Lange emphasized the importance of the viscera (stomach, intestines, heart, etc.). James included other bodily responses (skin, peripheral muscles, etc.) in addition to the viscera.
Of course the body (e.g. viscera) do not directly sense external stimuli. All sensory nerves pass through "ancient" structures in the brain that are associated with (fast) reflexes and autonomic functions. A less naive view of the James-Lange model would recognize the role of the phylogenetically ancient parts of the brain.
The "slower" brain (neocortex) is associated with conscious thought and awareness. A neo-Jamesian perspective regards the neocortex as the "interpreter/perceiver" of changes of bodily states.
Experiments by Zajonc support a neo-Jamesian interpretation. Zajonc showed that manipulating facial musculature could evoke changes of mood consistent with the corresponding facial expression -- without the subject's awareness of the facial expression.
Magda Arnold argued that emotions depend on cognitive interpretations and appraisals of objects and situations. The emotions we experience depend on how we understand the repercussions for ourselves, and how we think about the meaning of events.

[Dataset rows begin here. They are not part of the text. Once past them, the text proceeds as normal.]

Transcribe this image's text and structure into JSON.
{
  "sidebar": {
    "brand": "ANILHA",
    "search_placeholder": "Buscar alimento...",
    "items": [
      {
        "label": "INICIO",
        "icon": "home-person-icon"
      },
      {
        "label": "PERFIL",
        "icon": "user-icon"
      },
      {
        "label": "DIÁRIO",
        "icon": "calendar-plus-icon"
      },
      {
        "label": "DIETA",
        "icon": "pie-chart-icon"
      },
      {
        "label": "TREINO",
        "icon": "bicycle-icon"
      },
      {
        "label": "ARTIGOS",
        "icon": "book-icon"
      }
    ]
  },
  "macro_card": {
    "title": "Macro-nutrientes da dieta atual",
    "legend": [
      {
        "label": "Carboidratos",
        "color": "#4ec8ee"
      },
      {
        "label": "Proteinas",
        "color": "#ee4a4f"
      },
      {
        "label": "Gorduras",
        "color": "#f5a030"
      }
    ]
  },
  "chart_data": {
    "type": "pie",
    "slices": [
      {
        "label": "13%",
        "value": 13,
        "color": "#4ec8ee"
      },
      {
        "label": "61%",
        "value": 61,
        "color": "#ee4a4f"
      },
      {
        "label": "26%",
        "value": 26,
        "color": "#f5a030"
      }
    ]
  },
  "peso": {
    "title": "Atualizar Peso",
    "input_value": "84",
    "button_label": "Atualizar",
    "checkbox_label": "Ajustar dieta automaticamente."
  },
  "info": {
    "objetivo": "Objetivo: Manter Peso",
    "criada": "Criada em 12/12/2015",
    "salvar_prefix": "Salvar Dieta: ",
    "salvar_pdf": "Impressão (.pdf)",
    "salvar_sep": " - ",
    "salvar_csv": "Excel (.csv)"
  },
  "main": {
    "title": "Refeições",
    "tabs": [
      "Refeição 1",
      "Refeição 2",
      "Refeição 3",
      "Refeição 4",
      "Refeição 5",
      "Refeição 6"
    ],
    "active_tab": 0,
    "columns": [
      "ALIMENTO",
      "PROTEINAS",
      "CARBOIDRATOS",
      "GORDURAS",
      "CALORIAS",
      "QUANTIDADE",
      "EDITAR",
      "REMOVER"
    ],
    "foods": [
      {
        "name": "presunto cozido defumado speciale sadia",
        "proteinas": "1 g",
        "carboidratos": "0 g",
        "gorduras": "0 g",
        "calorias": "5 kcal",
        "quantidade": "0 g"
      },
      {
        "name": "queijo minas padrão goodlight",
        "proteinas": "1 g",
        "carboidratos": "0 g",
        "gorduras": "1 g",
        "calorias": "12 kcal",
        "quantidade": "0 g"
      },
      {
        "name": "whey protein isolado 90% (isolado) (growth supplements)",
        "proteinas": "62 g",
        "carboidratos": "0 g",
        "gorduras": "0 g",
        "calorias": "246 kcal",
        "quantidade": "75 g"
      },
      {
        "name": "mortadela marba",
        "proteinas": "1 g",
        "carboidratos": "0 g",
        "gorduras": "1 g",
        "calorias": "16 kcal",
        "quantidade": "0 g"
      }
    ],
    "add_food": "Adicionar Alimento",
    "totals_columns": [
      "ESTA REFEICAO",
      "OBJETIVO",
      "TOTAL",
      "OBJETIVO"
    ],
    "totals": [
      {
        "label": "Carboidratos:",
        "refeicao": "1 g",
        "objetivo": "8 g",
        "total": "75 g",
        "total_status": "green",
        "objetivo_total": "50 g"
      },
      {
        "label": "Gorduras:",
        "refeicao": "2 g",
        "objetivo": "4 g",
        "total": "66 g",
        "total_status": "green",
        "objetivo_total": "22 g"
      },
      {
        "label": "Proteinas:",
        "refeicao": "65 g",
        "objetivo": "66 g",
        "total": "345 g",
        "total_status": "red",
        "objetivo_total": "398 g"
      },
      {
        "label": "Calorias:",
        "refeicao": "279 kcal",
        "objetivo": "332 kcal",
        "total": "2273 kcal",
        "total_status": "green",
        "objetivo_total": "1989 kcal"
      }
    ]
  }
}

Lazarus and Alfert (1964), for example showed an anthropological film of a crude operation to a number of subjects. In one condition, subjects were told that the operation was not at all painful ("denial" condition), whereas in other conditions, the painfulness of the operation was exaggerated ("trauma" condition). Skin conductance responses of the subjects showed that the magnitude of the emotional response was influenced by the cognitive interpretation of events offered to the viewer.
George Mandler regards emotions as, in effect, signals to consciousness that alert an individual to re-evaluate or assess the meaning and significance of current events. Changes of activity in the sympathetic nervous system act like computer "interrupts" that commandeer cognitive processes.
A problem with the cognitive account arises from the work of Posner & Snyder (1975), who found that reaction times to make affective judgments are faster than reactions times for recognizing stimuli. (In effect, one has a positive emotional response to a photograph of a loved one, even before one is able to recognize who the person is.)
Our integrated view incorporates Mandler's basic model, recognizing that physiological states signal consciousness to evaluate a situation. We have added a feedback connection where the slow brain influences the operation of the fast brain. Phylogenetically, the slow brain structures tend to have an inhibitory role -- as when anticipating the slamming of a door causes the ensuing startle response to be attenuated in magnitude.
Our integrated model also includes aspects of the neo-Jamesian research, such as Zajonc's observations concerning how manipulations of musculature can evoke changes of mood.